The origins of the school arise from the great flood of 1720 where the money donated to help the residents was chosen to be used to help educate the local children. This and along with some other funds was managed by what became the "Lytham Charities".
The first mention of a Lytham School is the report and description by the Revd. Timothy Pollard 1717 – 1741. “The school stands as well as possible in a dry and healthy situation about two stone casts from the sea shore and a stone’s cast from the agent’s house and about the same distance away from the Schoolmaster’s.” There is mention of a master at this school, James Silcock, who was appointed by the trustees of the ancient charities in 1729 to teach a free school. This school was thought to be have been built by a Richard Salthouse. Having spent some considerable time in establishing the site of this school the conclusion to be reached is that it stood on Church Road at the end of Beach Street.
In 1793 this building became unsuitable for its continuing use as a school and Sir Thomas Clifton had a new school built in what is now Lytham Hall Park.

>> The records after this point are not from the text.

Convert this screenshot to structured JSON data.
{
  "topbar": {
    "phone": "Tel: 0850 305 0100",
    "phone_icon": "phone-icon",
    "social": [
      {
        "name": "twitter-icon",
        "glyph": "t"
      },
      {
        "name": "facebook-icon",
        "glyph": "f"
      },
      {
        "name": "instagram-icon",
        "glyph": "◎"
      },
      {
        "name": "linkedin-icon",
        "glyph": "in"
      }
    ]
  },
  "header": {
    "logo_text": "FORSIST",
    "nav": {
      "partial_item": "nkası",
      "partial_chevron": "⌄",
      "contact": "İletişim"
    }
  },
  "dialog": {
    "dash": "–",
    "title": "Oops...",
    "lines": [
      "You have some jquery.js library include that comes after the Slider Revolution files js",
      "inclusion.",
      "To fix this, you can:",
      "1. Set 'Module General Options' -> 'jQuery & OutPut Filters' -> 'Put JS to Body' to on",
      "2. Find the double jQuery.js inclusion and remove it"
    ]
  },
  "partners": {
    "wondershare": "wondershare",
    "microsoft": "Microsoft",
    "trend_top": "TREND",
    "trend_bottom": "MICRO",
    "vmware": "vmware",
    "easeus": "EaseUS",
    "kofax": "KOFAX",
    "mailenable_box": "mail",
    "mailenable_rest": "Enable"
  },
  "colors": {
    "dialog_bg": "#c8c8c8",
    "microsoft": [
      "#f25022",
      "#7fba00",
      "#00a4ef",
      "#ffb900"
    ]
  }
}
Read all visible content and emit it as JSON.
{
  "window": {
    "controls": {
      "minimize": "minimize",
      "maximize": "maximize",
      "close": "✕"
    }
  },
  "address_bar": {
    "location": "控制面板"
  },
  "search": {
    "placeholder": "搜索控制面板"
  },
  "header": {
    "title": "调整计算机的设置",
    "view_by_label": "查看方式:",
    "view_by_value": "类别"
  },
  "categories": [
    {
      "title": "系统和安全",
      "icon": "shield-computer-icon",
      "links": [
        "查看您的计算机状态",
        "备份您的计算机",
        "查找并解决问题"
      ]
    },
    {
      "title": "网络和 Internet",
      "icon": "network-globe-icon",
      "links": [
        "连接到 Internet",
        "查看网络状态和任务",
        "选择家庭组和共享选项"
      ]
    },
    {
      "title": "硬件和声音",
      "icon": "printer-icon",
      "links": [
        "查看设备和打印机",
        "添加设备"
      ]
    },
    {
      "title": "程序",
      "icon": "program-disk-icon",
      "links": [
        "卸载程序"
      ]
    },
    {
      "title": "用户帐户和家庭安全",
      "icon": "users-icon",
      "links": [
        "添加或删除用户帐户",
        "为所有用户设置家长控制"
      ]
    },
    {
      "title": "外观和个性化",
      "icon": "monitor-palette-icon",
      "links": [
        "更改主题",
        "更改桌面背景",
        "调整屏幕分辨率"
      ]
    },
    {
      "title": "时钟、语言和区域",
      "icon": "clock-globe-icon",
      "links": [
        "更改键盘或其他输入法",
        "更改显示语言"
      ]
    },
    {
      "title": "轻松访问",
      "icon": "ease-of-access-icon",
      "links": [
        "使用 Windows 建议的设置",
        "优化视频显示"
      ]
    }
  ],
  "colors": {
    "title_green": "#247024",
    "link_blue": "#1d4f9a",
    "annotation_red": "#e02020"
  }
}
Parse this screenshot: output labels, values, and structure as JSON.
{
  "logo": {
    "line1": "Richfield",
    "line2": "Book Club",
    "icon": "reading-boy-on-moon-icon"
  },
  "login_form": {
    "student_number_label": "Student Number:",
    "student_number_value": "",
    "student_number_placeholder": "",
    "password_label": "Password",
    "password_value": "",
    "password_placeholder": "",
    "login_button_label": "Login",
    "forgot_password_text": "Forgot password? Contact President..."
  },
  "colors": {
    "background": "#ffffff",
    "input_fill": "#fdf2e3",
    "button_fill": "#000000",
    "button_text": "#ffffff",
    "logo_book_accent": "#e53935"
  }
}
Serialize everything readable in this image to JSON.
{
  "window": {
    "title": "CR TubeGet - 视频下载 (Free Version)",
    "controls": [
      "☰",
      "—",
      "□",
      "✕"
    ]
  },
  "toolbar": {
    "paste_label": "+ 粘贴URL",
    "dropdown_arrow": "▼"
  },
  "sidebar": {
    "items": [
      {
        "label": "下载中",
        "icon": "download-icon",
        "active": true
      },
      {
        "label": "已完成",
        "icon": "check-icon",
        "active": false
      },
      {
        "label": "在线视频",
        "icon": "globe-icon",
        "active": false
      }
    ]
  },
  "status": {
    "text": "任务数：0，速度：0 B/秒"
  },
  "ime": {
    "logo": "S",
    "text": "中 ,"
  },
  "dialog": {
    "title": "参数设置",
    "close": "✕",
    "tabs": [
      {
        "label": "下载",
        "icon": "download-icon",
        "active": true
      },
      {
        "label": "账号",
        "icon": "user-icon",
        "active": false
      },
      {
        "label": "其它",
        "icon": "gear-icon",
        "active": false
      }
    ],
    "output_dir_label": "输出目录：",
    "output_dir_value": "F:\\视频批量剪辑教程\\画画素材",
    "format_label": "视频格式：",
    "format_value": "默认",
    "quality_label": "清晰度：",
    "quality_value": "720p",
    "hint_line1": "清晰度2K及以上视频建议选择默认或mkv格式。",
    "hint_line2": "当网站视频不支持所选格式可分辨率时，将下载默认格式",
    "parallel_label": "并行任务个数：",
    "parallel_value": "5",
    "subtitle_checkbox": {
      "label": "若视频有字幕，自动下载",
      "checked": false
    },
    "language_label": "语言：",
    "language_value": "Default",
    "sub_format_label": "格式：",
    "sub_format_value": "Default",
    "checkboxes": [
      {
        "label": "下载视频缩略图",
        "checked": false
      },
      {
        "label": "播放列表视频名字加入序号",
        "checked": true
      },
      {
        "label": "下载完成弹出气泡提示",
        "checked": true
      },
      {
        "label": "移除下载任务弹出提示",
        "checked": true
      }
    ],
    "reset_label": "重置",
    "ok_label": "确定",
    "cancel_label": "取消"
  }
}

The site of the building is shown on the Clifton Survey of 1812 and was eventually used as an estate building. This school was used until pulled down by Mr. Thomas Clifton for being too near the hall. A new school was built on a site in Church Road, Lytham and in the Tithe Index is described as school and schoolmaster’s house. This school was demolished and a new school built on the site in 1853 to accommodate 250 children with a master’s house. The trustees of the charity made a grant of £500 towards the cost, the total cost was £1,027-18-7. John Talbot Clifton’s family freely conveyed the land to the trustees. Sadly this school closed in 1975 and was also demolished moving to Lytham Church of England Primary School on Park View Road joining with St. John's school.
The St. Cuthbert’s Court flat complex now occupies the site of the school. The master’s house was next to the school site and is now No. 24 Church Road.